Reconsidering guidance for postnatal glucose screening in gestational diabetes

Sheba Jarvis 1, , Christine Feben 2 , Stephanie Roy 2 , Richard Sheridan 2 , Tony Boret 2 , Orla Trainor 2 & Michael R Clements 2


1Imperial College London, Hammersmith Hospital, London, UK; 2Watford General Hospital, Vicarage Road, Watford, UK.


Background: National Institute for Health and Clinical Excellence (NICE) guidelines advise that GDM be diagnosed using a 2-hr 75 g oral glucose tolerance test (OGTT). However there is lack of consensus on the optimal postpartum surveillance. Current postpartum screening guidance suggests a single fasting plasma glucose (FPG) at 6-weeks with annual testing thereafter.
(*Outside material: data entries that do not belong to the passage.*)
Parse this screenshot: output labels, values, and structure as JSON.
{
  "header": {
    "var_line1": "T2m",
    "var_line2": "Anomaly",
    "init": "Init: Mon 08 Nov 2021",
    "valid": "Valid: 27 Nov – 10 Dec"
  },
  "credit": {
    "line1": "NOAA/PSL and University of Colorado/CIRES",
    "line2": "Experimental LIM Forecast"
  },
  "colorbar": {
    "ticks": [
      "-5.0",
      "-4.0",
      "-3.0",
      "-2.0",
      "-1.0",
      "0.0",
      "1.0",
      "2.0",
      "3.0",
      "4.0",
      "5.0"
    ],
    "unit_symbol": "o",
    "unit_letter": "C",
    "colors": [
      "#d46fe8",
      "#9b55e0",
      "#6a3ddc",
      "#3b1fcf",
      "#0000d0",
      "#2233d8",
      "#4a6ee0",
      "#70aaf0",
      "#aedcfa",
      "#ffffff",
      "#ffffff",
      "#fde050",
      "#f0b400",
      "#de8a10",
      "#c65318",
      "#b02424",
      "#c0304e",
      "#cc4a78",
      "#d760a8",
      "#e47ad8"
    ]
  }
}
As women with GDM are often from mixed ethnic groups and frequently have postprandial hyperglycaemia, a 2-h OGTT result may be more relevant.
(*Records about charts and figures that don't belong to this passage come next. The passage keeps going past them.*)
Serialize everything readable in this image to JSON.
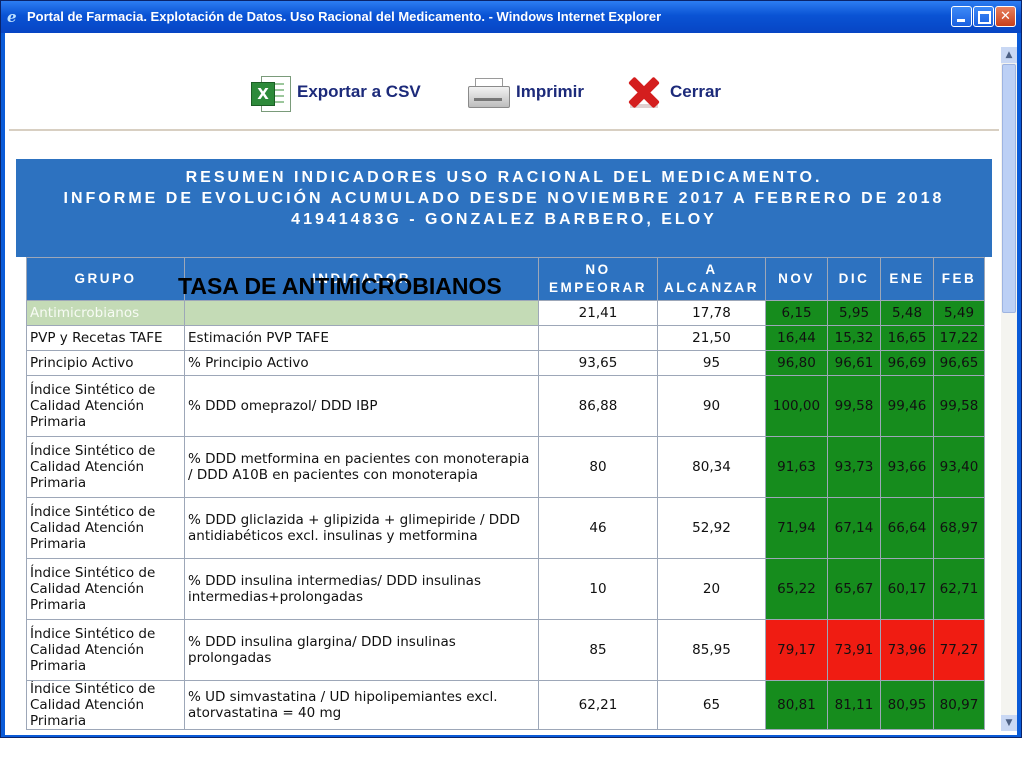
{
  "window": {
    "title": "Portal de Farmacia. Explotación de Datos. Uso Racional del Medicamento. - Windows Internet Explorer",
    "app_icon": "ie-icon"
  },
  "toolbar": {
    "export_label": "Exportar a CSV",
    "export_icon": "excel-icon",
    "print_label": "Imprimir",
    "print_icon": "printer-icon",
    "close_label": "Cerrar",
    "close_icon": "close-x-icon"
  },
  "report": {
    "line1": "RESUMEN INDICADORES USO RACIONAL DEL MEDICAMENTO.",
    "line2": "INFORME DE EVOLUCIÓN ACUMULADO DESDE NOVIEMBRE 2017 A FEBRERO DE 2018",
    "line3": "41941483G - GONZALEZ BARBERO, ELOY"
  },
  "overlay_caption": "TASA DE ANTIMICROBIANOS",
  "table": {
    "headers": {
      "grupo": "GRUPO",
      "indicador": "INDICADOR",
      "no_empeorar": "NO EMPEORAR",
      "a_alcanzar": "A ALCANZAR",
      "nov": "NOV",
      "dic": "DIC",
      "ene": "ENE",
      "feb": "FEB"
    },
    "rows": [
      {
        "grupo": "Antimicrobianos",
        "indicador": "",
        "no_empeorar": "21,41",
        "a_alcanzar": "17,78",
        "nov": "6,15",
        "dic": "5,95",
        "ene": "5,48",
        "feb": "5,49"
      },
      {
        "grupo": "PVP y Recetas TAFE",
        "indicador": "Estimación PVP TAFE",
        "no_empeorar": "",
        "a_alcanzar": "21,50",
        "nov": "16,44",
        "dic": "15,32",
        "ene": "16,65",
        "feb": "17,22"
      },
      {
        "grupo": "Principio Activo",
        "indicador": "% Principio Activo",
        "no_empeorar": "93,65",
        "a_alcanzar": "95",
        "nov": "96,80",
        "dic": "96,61",
        "ene": "96,69",
        "feb": "96,65"
      },
      {
        "grupo": "Índice Sintético de Calidad Atención Primaria",
        "indicador": "% DDD omeprazol/ DDD IBP",
        "no_empeorar": "86,88",
        "a_alcanzar": "90",
        "nov": "100,00",
        "dic": "99,58",
        "ene": "99,46",
        "feb": "99,58"
      },
      {
        "grupo": "Índice Sintético de Calidad Atención Primaria",
        "indicador": "% DDD metformina en pacientes con monoterapia / DDD A10B en pacientes con monoterapia",
        "no_empeorar": "80",
        "a_alcanzar": "80,34",
        "nov": "91,63",
        "dic": "93,73",
        "ene": "93,66",
        "feb": "93,40"
      },
      {
        "grupo": "Índice Sintético de Calidad Atención Primaria",
        "indicador": "% DDD gliclazida + glipizida + glimepiride / DDD antidiabéticos excl. insulinas y metformina",
        "no_empeorar": "46",
        "a_alcanzar": "52,92",
        "nov": "71,94",
        "dic": "67,14",
        "ene": "66,64",
        "feb": "68,97"
      },
      {
        "grupo": "Índice Sintético de Calidad Atención Primaria",
        "indicador": "% DDD insulina intermedias/ DDD insulinas intermedias+prolongadas",
        "no_empeorar": "10",
        "a_alcanzar": "20",
        "nov": "65,22",
        "dic": "65,67",
        "ene": "60,17",
        "feb": "62,71"
      },
      {
        "grupo": "Índice Sintético de Calidad Atención Primaria",
        "indicador": "% DDD insulina glargina/ DDD insulinas prolongadas",
        "no_empeorar": "85",
        "a_alcanzar": "85,95",
        "nov": "79,17",
        "dic": "73,91",
        "ene": "73,96",
        "feb": "77,27"
      },
      {
        "grupo": "Índice Sintético de Calidad Atención Primaria",
        "indicador": "% UD simvastatina / UD hipolipemiantes excl. atorvastatina = 40 mg",
        "no_empeorar": "62,21",
        "a_alcanzar": "65",
        "nov": "80,81",
        "dic": "81,11",
        "ene": "80,95",
        "feb": "80,97"
      }
    ],
    "month_colors": [
      "green",
      "green",
      "green",
      "green",
      "green",
      "green",
      "green",
      "red",
      "green"
    ]
  },
  "colors": {
    "header_blue": "#2d72c0",
    "cell_green": "#168c1d",
    "cell_red": "#f01c12",
    "text_red": "#e01a1a",
    "text_green": "#1f8a1f"
  }
}
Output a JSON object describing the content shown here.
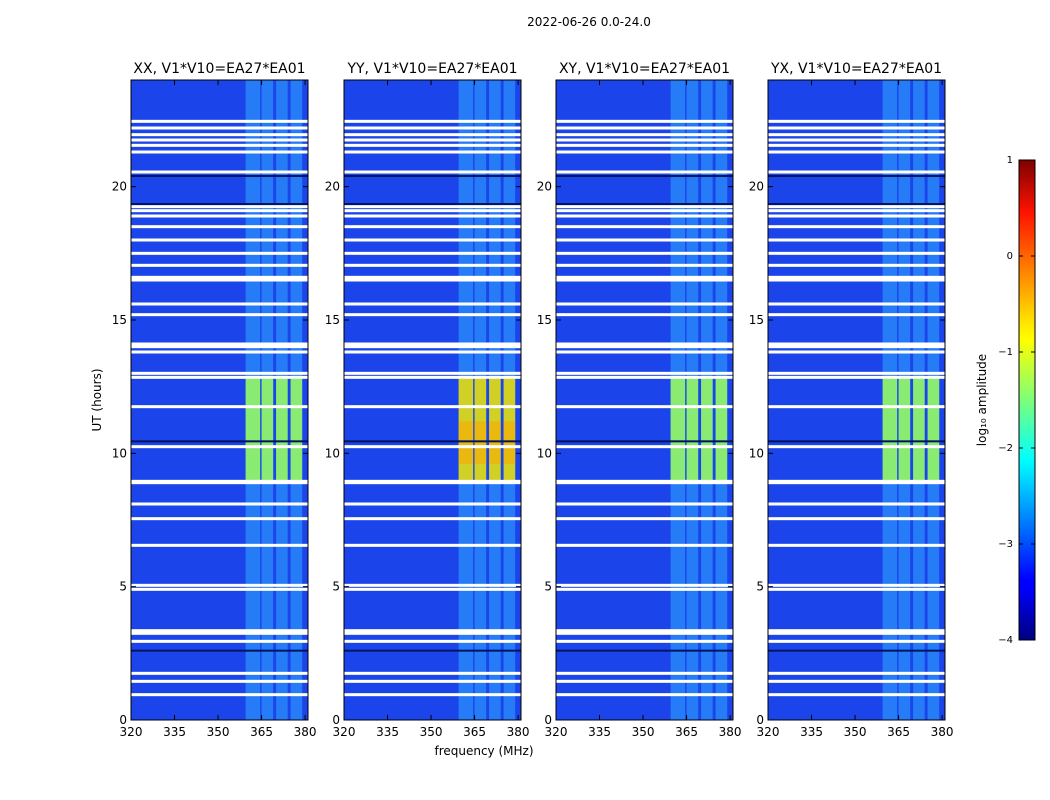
{
  "suptitle": "2022-06-26 0.0-24.0",
  "chart_data": {
    "type": "heatmap",
    "panels": [
      {
        "title": "XX, V1*V10=EA27*EA01",
        "rfi_strength": 0.55
      },
      {
        "title": "YY, V1*V10=EA27*EA01",
        "rfi_strength": 0.95
      },
      {
        "title": "XY, V1*V10=EA27*EA01",
        "rfi_strength": 0.62
      },
      {
        "title": "YX, V1*V10=EA27*EA01",
        "rfi_strength": 0.62
      }
    ],
    "xlabel": "frequency (MHz)",
    "ylabel": "UT (hours)",
    "xlim": [
      320,
      381
    ],
    "ylim": [
      0,
      24
    ],
    "xticks": [
      320,
      335,
      350,
      365,
      380
    ],
    "yticks": [
      0,
      5,
      10,
      15,
      20
    ],
    "strong_rfi_band_hours": [
      9.0,
      12.8
    ],
    "rfi_channels_mhz": [
      [
        359.5,
        364.5
      ],
      [
        365.0,
        369.0
      ],
      [
        370.0,
        374.0
      ],
      [
        375.0,
        379.0
      ]
    ],
    "flagged_hours": [
      0.95,
      1.45,
      1.75,
      2.95,
      3.25,
      3.35,
      4.9,
      5.05,
      6.55,
      7.55,
      8.1,
      8.9,
      8.95,
      10.25,
      11.75,
      12.85,
      13.0,
      13.8,
      14.0,
      14.1,
      15.2,
      15.6,
      16.5,
      16.6,
      17.05,
      17.5,
      18.0,
      18.5,
      18.9,
      19.1,
      19.25,
      20.55,
      21.3,
      21.55,
      21.75,
      21.95,
      22.2,
      22.45
    ],
    "colorbar": {
      "label": "log₁₀ amplitude",
      "ticks": [
        1,
        0,
        -1,
        -2,
        -3,
        -4
      ],
      "range": [
        -4,
        1
      ],
      "colormap": "jet"
    }
  }
}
Objectives: Our study assessed if postpartum screening using FPG alone missed significant numbers of patients with pre-diabetes or impaired glucose tolerance (IGT).
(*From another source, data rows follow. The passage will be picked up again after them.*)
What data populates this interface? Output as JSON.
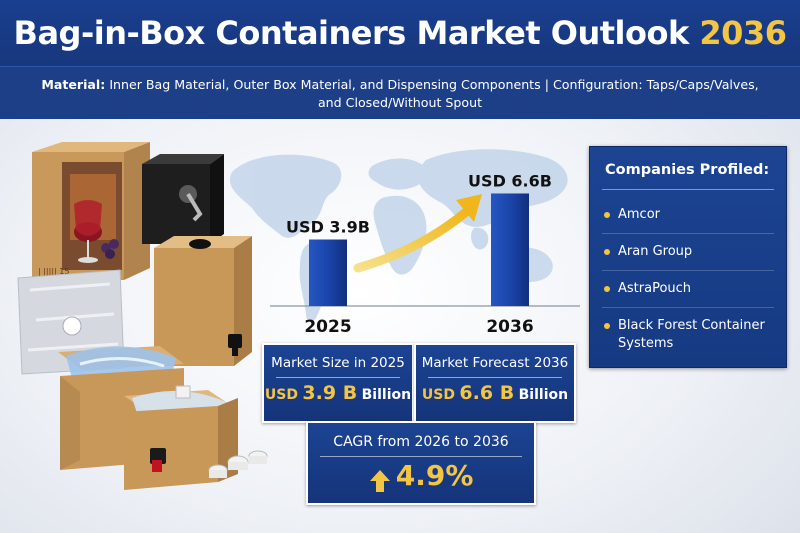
{
  "header": {
    "title_main": "Bag-in-Box Containers Market Outlook",
    "title_year": "2036",
    "subtitle_material_label": "Material:",
    "subtitle_material_text": "Inner Bag Material, Outer Box Material, and Dispensing Components",
    "subtitle_separator": "|",
    "subtitle_config_text": "Configuration: Taps/Caps/Valves, and Closed/Without Spout"
  },
  "chart_data": {
    "type": "bar",
    "categories": [
      "2025",
      "2036"
    ],
    "values": [
      3.9,
      6.6
    ],
    "data_labels": [
      "USD 3.9B",
      "USD 6.6B"
    ],
    "ylim": [
      0,
      8
    ],
    "grid": false
  },
  "stats": {
    "market_size": {
      "label": "Market Size in 2025",
      "prefix": "USD",
      "value": "3.9 B",
      "unit": "Billion"
    },
    "forecast": {
      "label": "Market Forecast 2036",
      "prefix": "USD",
      "value": "6.6 B",
      "unit": "Billion"
    },
    "cagr": {
      "label": "CAGR from 2026 to 2036",
      "value": "4.9%"
    }
  },
  "companies": {
    "heading": "Companies Profiled:",
    "items": [
      "Amcor",
      "Aran Group",
      "AstraPouch",
      "Black Forest Container Systems"
    ]
  },
  "illustration": {
    "wine_box_print": "| ||||| 15"
  },
  "colors": {
    "navy": "#17367c",
    "accent_gold": "#f4c542",
    "bar_blue": "#1a43a6",
    "map_blue": "#b9cde6"
  }
}
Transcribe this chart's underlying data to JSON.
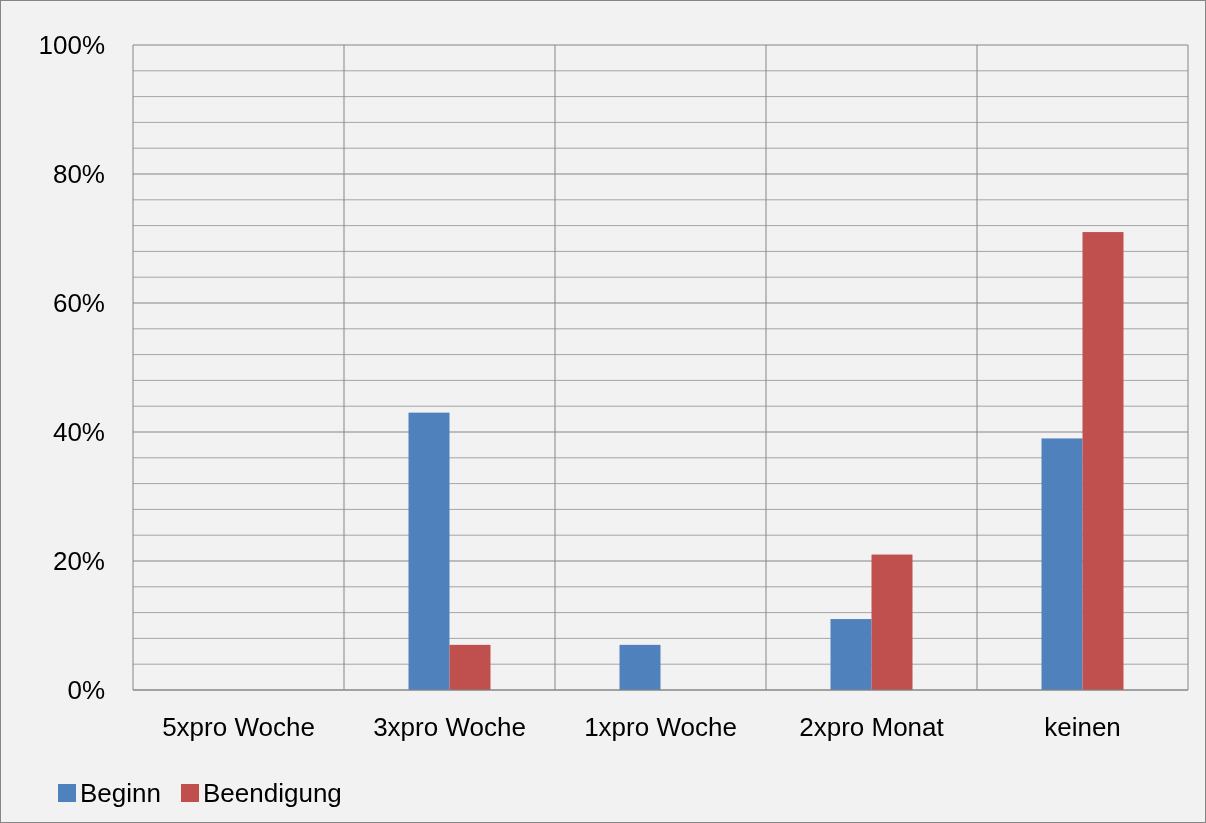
{
  "chart_data": {
    "type": "bar",
    "categories": [
      "5xpro Woche",
      "3xpro Woche",
      "1xpro Woche",
      "2xpro Monat",
      "keinen"
    ],
    "series": [
      {
        "name": "Beginn",
        "color": "#4f81bd",
        "values": [
          0,
          43,
          7,
          11,
          39
        ]
      },
      {
        "name": "Beendigung",
        "color": "#c0504d",
        "values": [
          0,
          7,
          0,
          21,
          71
        ]
      }
    ],
    "ylim": [
      0,
      100
    ],
    "yticks": [
      {
        "value": 0,
        "label": "0%"
      },
      {
        "value": 4,
        "label": null
      },
      {
        "value": 8,
        "label": null
      },
      {
        "value": 12,
        "label": null
      },
      {
        "value": 16,
        "label": null
      },
      {
        "value": 20,
        "label": "20%"
      },
      {
        "value": 24,
        "label": null
      },
      {
        "value": 28,
        "label": null
      },
      {
        "value": 32,
        "label": null
      },
      {
        "value": 36,
        "label": null
      },
      {
        "value": 40,
        "label": "40%"
      },
      {
        "value": 44,
        "label": null
      },
      {
        "value": 48,
        "label": null
      },
      {
        "value": 52,
        "label": null
      },
      {
        "value": 56,
        "label": null
      },
      {
        "value": 60,
        "label": "60%"
      },
      {
        "value": 64,
        "label": null
      },
      {
        "value": 68,
        "label": null
      },
      {
        "value": 72,
        "label": null
      },
      {
        "value": 76,
        "label": null
      },
      {
        "value": 80,
        "label": "80%"
      },
      {
        "value": 84,
        "label": null
      },
      {
        "value": 88,
        "label": null
      },
      {
        "value": 92,
        "label": null
      },
      {
        "value": 96,
        "label": null
      },
      {
        "value": 100,
        "label": "100%"
      }
    ],
    "grid": true,
    "legend": "bottom left"
  }
}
Methods: Retrospective analysis of 211 women diagnosed with GDM over a 4-year period was undertaken. All pregnant women had a plasma glucose screen at booking and 28 weeks. OGTT was undertaken if FPG was >6.0 mmol/l or random plasma glucose was ≥7 mmol/l, and also in the presence of glycosuria or major clinical risk factors. All patients were invited for a postnatal OGTT at 6-weeks postpartum.

Results: 12 788 mothers were subject to plasma glucose screening in pregnancy. GDM was diagnosed on OGTT if FPG was >6.0 mmol/l or 2-h value was ≥7.8 mmol/l and the incidence was 1.65%. In 33 women a FPG >6.0 mmol/l was observed (7.62±0.76 mmol/l, mean±S.E.M.) and all patients had elevated 2-h values ≥7.8 mmol/l (9.79±0.01). 79% of women attended for postnatal OGTT. 6 women had frank diabetes and 12% had impaired glucose tolerance (2-h value 9.30±0.06 mmol/l) which would have been missed on FPG alone.

Conclusion: GDM was diagnosed most commonly on elevated 2-h glucose rather than FPG. Using FPG alone for postnatal screening misses a substantial number of cases of women with persisting IGT. As post-prandial hyperglycaemia is associated with increased cardiovascular risk, lifestyle advice and closer surveillance is required.